Artificial intelligence, particularly deep learning models applied to digital cytology and visual inspection images, has shown promise in automating cervical cancer screening with high accuracy. However, the deployment of centralized AI models raises ethical and logistical challenges around data privacy, cross-border data sharing, and equitable representation in model training. These barriers are especially acute in LMICs, where data governance frameworks may be underdeveloped or absent [8].

Federated learning (FL) is an emerging approach that addresses these limitations by training models directly at data sources (such as rural clinics or regional hospitals) and aggregating only the model updates—not the raw data—on a central server. In doing so, FL offers a pathway for building robust, generalizable AI models while preserving patient confidentiality and supporting data sovereignty. In the context of cervical cancer screening, FL can empower low-resource clinics, rural hospitals, and national health programs to collectively contribute to and benefit from AI development, even in the absence of robust digital infrastructure or cloud connectivity. From automated Pap smear classification to HPV risk prediction, FL enables the creation of inclusive, privacy-conscious diagnostic models that can adapt to diverse populations and healthcare settings.

Understanding federated learning

Federated learning is a distributed machine learning paradigm wherein multiple clients (e.g., healthcare facilities) collaboratively train a shared model without exposing local data. Each client computes local model updates using its own data and shares only the encrypted parameters (e.g., weight gradients) with a coordinating server, which aggregates them to update the global model [9].

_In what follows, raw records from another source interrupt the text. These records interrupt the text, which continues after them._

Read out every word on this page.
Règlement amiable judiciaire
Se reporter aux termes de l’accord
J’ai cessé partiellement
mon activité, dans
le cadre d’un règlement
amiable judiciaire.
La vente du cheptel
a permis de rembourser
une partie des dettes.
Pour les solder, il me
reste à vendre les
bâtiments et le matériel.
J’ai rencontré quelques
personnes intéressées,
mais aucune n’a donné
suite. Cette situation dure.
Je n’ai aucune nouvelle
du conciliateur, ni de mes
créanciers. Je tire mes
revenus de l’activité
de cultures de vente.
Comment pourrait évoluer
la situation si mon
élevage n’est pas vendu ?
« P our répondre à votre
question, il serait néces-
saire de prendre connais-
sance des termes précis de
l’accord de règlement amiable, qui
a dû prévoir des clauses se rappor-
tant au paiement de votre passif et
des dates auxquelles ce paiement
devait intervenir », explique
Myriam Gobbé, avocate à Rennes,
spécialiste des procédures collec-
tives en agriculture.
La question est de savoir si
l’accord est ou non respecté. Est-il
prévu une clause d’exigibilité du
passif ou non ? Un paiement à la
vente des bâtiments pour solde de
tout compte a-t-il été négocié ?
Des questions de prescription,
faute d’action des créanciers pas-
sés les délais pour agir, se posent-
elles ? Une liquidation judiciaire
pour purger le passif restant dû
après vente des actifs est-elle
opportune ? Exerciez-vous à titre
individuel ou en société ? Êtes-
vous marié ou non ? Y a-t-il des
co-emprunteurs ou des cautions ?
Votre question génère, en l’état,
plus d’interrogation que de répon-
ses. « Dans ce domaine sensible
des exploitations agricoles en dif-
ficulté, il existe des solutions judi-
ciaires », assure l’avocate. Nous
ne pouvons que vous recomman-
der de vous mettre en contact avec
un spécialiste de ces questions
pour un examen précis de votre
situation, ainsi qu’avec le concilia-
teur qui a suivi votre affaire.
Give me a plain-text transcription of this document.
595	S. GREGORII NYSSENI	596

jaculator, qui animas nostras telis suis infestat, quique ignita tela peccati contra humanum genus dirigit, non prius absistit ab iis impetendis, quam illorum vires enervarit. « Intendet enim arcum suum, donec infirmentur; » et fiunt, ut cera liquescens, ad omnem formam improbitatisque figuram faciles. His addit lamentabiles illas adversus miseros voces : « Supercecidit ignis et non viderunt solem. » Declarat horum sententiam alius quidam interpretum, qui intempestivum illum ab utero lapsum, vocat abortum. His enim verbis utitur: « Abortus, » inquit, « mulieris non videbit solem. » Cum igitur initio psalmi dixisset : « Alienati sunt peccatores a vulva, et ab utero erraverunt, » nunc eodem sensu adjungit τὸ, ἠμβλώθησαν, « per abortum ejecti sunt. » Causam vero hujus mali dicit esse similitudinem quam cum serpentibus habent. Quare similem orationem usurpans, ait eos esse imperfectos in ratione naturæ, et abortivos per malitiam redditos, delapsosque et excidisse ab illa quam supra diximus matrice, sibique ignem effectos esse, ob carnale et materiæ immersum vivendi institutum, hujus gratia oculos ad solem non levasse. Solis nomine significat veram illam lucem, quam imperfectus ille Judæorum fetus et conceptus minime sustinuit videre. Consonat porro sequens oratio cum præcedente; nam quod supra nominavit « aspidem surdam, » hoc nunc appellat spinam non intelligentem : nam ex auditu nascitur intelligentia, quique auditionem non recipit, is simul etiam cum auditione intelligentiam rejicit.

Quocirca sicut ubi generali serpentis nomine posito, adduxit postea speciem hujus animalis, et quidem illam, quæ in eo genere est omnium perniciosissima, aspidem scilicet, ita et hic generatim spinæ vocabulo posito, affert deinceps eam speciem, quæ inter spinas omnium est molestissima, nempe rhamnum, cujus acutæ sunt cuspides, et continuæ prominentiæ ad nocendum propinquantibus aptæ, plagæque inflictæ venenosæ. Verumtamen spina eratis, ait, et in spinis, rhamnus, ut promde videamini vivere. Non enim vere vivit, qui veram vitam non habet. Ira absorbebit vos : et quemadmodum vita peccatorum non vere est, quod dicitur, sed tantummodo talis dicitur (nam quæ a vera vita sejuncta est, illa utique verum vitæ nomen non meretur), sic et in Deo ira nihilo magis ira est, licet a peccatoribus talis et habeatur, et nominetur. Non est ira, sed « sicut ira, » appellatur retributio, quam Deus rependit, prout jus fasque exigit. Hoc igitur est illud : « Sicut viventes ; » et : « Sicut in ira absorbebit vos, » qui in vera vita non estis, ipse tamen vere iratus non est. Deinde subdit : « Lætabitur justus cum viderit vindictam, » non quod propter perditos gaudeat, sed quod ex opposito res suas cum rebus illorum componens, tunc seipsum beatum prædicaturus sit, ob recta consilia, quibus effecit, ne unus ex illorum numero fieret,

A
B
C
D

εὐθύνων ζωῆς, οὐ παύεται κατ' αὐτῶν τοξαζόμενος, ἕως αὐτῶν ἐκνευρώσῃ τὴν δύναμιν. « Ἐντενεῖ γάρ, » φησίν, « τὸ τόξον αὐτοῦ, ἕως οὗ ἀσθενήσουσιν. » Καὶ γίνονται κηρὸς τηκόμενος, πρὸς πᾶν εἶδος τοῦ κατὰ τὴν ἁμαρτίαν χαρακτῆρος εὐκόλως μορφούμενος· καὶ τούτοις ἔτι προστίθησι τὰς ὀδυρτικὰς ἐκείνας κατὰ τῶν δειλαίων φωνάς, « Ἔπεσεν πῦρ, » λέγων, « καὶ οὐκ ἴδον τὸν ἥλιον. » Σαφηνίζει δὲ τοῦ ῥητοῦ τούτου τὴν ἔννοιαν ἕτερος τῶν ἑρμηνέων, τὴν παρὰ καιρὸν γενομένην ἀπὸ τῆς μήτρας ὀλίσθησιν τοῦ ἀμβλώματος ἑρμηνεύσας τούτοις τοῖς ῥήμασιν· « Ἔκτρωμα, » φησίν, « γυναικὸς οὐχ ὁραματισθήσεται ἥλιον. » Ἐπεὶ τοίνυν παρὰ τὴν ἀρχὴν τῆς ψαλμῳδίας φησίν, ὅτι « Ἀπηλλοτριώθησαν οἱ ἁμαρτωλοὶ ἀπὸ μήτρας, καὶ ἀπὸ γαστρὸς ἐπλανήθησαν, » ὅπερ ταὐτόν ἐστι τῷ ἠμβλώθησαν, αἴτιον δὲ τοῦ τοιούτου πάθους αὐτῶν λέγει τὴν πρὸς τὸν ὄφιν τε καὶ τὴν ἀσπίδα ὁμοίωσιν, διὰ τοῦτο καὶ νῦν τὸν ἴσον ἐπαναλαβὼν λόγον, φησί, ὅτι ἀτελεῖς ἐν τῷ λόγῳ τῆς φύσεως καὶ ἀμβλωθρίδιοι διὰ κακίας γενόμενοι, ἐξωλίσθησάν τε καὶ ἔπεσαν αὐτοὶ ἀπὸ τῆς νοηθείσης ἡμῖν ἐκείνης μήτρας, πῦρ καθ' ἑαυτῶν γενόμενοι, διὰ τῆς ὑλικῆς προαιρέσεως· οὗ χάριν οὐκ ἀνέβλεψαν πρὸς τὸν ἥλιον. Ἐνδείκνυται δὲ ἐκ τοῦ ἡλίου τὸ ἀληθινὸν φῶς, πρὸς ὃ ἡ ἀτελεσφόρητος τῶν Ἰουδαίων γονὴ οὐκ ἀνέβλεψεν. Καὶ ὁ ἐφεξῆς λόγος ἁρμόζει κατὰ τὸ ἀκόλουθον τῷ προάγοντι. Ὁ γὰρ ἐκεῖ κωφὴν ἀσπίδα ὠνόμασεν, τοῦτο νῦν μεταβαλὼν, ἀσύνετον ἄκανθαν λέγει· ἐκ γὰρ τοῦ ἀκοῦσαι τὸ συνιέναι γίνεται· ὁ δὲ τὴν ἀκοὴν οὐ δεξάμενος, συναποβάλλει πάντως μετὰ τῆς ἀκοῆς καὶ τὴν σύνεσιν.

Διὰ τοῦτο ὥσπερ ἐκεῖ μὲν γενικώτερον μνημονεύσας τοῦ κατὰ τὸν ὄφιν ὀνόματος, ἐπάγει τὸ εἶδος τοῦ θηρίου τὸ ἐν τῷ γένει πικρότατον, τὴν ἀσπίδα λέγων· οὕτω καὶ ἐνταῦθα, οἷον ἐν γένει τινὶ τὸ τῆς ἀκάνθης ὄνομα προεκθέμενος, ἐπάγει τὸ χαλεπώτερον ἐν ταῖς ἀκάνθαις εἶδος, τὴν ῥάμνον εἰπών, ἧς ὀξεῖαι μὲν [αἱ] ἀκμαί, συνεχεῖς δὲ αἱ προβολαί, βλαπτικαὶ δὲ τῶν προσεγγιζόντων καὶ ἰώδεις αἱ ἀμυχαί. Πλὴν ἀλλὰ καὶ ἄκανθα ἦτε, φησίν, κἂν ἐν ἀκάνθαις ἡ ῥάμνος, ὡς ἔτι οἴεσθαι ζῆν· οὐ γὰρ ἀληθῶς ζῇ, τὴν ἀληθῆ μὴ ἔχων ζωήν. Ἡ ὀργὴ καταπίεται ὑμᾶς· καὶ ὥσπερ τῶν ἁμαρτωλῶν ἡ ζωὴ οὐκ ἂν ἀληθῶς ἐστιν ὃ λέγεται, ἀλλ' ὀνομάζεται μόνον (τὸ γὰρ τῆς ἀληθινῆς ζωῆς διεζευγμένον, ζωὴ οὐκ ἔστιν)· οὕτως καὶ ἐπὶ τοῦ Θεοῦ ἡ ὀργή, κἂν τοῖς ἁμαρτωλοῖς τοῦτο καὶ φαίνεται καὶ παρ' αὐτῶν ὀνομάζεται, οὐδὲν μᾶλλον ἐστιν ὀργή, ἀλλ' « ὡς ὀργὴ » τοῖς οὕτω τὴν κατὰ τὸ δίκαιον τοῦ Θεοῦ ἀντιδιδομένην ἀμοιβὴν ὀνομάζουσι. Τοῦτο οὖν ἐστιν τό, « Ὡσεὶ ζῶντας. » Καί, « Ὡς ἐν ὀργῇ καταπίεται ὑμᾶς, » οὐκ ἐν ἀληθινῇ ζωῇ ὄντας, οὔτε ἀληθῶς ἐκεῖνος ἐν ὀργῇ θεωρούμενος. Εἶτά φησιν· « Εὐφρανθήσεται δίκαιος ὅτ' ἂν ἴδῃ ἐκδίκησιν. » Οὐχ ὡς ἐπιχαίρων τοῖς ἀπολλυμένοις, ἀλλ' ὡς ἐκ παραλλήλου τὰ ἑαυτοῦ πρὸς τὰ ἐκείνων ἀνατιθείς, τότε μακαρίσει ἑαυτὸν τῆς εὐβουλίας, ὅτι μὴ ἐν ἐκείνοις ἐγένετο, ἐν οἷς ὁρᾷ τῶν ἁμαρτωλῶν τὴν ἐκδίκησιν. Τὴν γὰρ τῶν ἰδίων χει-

Several pioneering projects highlight the feasibility of FL in healthcare:

Flower (Federated Learning Framework) and TensorFlow Federated (TFF) have been used in medical image classification in collaborative studies. In India, federated models have been tested in rural health centers for diabetic retinopathy screening. The World Health Organization’s Digital Health Strategy encourages the exploration of AI and privacy-preserving technologies for global health equity. In cervical cancer, pilot FL projects in Latin America and Sub-Saharan Africa are exploring cytology model development without centralized data transfer, showing early promise in balancing performance and privacy [10].

Conclusion

Federated Learning holds transformative potential for privacy-preserving, AI-enabled cervical cancer screening in low-resource healthcare systems. By enabling decentralized model training across geographically dispersed institutions, FL addresses key barriers to data sharing, enhances model diversity, and empowers under-resourced clinics to contribute to and benefit from AI advancements. Its implementation aligns with the principles of digital equity, patient autonomy, and ethical AI, making it a compelling approach for global health innovation [11].

With continued investment in digital infrastructure, collaborative governance, and capacity building, FL can become a cornerstone of smart, inclusive cervical cancer control strategies—bringing life-saving diagnostic tools to the women who need them most, regardless of geography or economic status.

Federated learning stands as a promising enabler of AI-powered cervical cancer screening in low-resource healthcare systems. It aligns technological innovation with ethical responsibility, offering a scalable and secure model for expanding access to early cancer detection and ultimately saving lives across the globe.